Taliban threatens attacks on West: Spanish radio

26th November 2008, Comments 0 comments

A video discovered by Spanish security forces shows the Taliban threatening to stage attacks on Spain, United States, France, Denmark, Australia and Israel.

26 November 2008

MADRID – The Taliban has threatened to stage attacks on five Western nations deploying troops in Afghanistan in a video discovered by Spanish security forces, a local radio station said Wednesday.

The United States, Spain, France, Denmark and Australia are warned in the 42-minute video along with Israel, news radio Cadena Ser said.

It "threatens NATO and US troops with attacks against their interests inside and outside of Afghan territory if they do not withdraw from Afghanistan," the radio said.

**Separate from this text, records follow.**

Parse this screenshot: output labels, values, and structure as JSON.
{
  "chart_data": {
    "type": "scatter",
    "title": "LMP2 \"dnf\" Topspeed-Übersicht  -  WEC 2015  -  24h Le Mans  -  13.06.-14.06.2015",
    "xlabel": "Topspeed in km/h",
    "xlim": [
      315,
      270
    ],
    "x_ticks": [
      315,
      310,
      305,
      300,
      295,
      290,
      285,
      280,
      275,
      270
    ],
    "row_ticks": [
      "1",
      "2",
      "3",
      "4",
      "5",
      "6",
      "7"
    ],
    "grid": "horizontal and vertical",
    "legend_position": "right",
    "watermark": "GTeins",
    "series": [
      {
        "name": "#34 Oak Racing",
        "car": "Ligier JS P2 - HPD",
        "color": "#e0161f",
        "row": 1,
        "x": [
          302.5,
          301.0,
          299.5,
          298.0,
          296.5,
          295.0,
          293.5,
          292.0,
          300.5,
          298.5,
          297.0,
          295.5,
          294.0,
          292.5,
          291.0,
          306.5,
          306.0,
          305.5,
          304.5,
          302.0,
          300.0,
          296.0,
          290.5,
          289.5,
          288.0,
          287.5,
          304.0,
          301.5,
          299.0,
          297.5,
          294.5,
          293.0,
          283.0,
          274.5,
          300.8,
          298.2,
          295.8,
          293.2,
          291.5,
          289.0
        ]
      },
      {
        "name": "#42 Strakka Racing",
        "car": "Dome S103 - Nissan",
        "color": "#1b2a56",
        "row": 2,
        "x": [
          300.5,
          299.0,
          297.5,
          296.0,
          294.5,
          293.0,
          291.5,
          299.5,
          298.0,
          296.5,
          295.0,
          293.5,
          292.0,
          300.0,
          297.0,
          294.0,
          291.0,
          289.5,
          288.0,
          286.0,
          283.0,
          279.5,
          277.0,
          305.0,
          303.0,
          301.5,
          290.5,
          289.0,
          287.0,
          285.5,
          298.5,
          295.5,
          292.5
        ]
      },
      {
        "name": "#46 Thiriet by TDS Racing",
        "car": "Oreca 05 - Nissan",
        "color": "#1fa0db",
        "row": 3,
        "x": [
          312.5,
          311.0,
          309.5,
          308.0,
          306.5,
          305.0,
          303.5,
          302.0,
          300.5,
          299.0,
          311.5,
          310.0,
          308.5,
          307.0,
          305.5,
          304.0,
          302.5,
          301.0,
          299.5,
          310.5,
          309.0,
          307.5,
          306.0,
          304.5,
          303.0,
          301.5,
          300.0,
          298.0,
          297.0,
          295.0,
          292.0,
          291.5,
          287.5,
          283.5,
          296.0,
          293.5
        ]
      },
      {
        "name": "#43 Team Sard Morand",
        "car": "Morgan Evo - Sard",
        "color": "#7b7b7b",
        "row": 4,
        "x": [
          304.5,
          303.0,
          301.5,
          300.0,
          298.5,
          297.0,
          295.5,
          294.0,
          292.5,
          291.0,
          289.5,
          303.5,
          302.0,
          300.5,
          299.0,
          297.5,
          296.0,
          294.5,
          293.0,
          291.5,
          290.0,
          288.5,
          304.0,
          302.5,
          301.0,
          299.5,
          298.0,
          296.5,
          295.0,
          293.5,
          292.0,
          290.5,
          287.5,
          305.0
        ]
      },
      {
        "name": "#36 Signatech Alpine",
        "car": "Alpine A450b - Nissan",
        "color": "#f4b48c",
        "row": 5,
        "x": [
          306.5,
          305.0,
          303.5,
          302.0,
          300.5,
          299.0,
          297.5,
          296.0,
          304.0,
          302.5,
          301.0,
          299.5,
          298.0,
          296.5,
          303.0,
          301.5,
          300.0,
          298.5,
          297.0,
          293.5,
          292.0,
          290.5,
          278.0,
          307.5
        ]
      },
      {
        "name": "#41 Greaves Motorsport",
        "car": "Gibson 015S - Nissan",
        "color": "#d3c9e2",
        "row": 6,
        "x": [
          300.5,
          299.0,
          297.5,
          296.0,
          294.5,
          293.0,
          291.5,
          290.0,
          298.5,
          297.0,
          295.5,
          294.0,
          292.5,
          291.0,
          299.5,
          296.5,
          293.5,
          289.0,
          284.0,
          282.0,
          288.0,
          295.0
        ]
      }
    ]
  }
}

Cadena Ser said the video was distributed on 14 November, five days after two Spanish soldiers were killed in a suicide bomb attack on their convoy in western Afghanistan.

In the opening minutes of the video, posted on the radio station's website, the flags of the six threatened nations and that of the United Nations are suddenly engulfed in flames and then replaced by a solitary Islamic flag.

A man who is thought to be a Taliban leader and surrounded by four armed men, is then shown speaking in Dari, a dialect of Persian widely spoken in Afghanistan. The faces of the five men are covered.

Spanish security forces have given "total credibility" to the video, which is believed to have been produced in northern Afghanistan and then broadcast on a jihadist television channel, the radio station said.

It was not clear when the video was recorded.

The authors of the video belong to an ethnically mixed group that is directed by the leader of the Taliban, Shaikh Abd al-Basit, and are considered "very aggressive and dangerous", Cadena Ser reported.

The Taliban were driven from government in a US-led invasion for sheltering Al-Qaeda after the September 2001 attacks.

But they have steadily increased their attacks in Afghanistan over two years, despite the efforts of the developing Afghan security forces and nearly 70,000 international soldiers, serving under NATO and as part of the US-led Operation Enduring Freedom.